Hierfür solle das Gesundheitsreferat Vorbereitungen treffen und auch die Bevölkerung zum Thema Cannabis und der geplanten Legalisierung befragt werden. So sollen Informations- und Hilfsangebote entwickelt werden, um Konsumenten und Jugendliche zu schützen. "Der von der Bundesregierung eingeschlagene Weg zur Legalisierung von Cannabis ist aus Sicht der Rathauskoalition richtig: München sollte hier mitgehen und mit einer eigenen Initiative unterstützen", hieß es dazu von der Stadtrats-Fraktion der Grünen.
Wird Cannabis auch in Bayern legalisiert?

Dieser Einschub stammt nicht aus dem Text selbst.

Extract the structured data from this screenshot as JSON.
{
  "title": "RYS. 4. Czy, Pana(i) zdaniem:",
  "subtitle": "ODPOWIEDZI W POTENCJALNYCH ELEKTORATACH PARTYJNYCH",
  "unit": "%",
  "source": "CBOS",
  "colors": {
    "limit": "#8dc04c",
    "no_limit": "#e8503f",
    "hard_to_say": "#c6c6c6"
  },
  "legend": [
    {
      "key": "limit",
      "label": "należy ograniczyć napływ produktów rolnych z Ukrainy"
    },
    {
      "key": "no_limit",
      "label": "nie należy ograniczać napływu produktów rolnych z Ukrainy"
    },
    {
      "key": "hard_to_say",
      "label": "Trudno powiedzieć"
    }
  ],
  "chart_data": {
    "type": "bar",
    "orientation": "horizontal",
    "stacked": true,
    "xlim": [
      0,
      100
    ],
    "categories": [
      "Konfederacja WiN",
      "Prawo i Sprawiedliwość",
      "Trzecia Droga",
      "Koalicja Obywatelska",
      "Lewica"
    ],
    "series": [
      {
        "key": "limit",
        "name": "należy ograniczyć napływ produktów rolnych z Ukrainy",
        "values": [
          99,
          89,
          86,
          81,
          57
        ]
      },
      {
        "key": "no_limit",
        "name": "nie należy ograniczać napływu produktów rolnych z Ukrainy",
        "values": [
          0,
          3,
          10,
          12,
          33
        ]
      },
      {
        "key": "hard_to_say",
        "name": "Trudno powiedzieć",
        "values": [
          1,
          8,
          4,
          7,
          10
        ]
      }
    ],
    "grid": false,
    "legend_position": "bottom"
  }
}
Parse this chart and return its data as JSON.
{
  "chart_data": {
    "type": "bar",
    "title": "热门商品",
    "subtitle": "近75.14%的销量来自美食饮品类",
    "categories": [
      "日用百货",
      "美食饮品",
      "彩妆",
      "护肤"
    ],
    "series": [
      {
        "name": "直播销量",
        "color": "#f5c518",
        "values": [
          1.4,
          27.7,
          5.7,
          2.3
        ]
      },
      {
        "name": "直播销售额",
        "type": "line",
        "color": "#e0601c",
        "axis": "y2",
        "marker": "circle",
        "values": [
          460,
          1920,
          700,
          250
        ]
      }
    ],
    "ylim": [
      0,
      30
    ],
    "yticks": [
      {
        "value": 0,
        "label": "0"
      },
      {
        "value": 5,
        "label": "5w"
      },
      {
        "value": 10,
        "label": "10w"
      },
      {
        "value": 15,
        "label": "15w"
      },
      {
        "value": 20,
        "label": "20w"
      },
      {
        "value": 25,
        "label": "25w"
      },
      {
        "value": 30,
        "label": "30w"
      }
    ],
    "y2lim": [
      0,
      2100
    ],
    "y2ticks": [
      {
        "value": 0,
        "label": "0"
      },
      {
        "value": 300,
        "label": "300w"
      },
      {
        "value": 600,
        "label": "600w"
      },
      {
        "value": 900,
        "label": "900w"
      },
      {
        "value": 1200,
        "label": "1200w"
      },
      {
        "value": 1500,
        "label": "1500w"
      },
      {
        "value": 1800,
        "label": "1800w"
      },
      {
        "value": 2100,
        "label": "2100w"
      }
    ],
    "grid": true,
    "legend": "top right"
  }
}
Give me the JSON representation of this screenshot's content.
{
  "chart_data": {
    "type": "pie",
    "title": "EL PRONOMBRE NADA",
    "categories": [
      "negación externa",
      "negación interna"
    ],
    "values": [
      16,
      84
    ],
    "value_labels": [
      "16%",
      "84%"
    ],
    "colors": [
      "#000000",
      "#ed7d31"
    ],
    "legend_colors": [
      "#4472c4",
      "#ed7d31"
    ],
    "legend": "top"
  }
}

Die AZ hat mit einem Experten gesprochen
"Bei den aktuellen Entwürfen geht ja ein Gestaltungsauftrag an die Bundesländer, und wenn man sieht, wie Söder auf die Ideen aus Berlin reagiert, bedeutet das nichts Gutes für Bayern", sagte der Diplom-Sozialpädagoge Siegfried Gift bereits zuletzt im Gespräch mit der AZ. Er weiß, wovon er spricht: Seit 25 Jahren ist er in der Suchtberatung tätig, leitet die Abteilung Jugend, Sucht und Familienhilfen bei der Münchner Initiative Condrobs e.V.
Suchtberater Gift: "Die Entkriminalisierung des Cannabis-Konsums ist das Wichtigste"
Siegfried Gift begrüßt die Ansätze der Bundesregierung. "Die Entkriminalisierung des Konsums ist das Wichtigste, Probleme resultieren gerade bei Jugendlichen vor allem aus der polizeilichen Verfolgung heraus", betonte der 57-Jährige. "Es ist gut, dass die Bundesregierung an den Jugendschutz denkt und versucht, eine legale Abgabe zu ermöglichen."
Entscheidend sei, dass man nicht die gleichen Fehler mache wie in den Niederlanden, wo die Weitergabe von Cannabis "nicht über von der Mafia abgekoppelte Wege" geschehen sei und man so nicht sicher sein konnte, was für Substanzen wirklich in der Droge stecken würden. "Wir sind in Deutschland mit den Plänen auf einem guten Weg."
Gift kann die Kritik zum Teil nachvollziehen: Jugendliche seien einfach naiver
Wie der Münchner Suchtmediziner Tobias Rüther – er leitet die sogenannte Tabakambulanz an der Klinik für Psychiatrie und Psychotherapie im LMU Klinikum – sieht Siegfried Gift ein großes Risiko gerade bei den Jugendlichen.
Das Gehirn wächst bis zum 23. Lebensjahr und vernetzt sich bei Drogenkonsum schlechter. "Grundsätzlich zieht sich die Sucht-Problematik sowohl bei Cannabis- und Alkoholkonsum durch alle Generationen durch", betont Gift. "Aber Jugendliche sind im Antwortverhalten oft ein bisschen naiver, probieren einfach sehr gerne aus."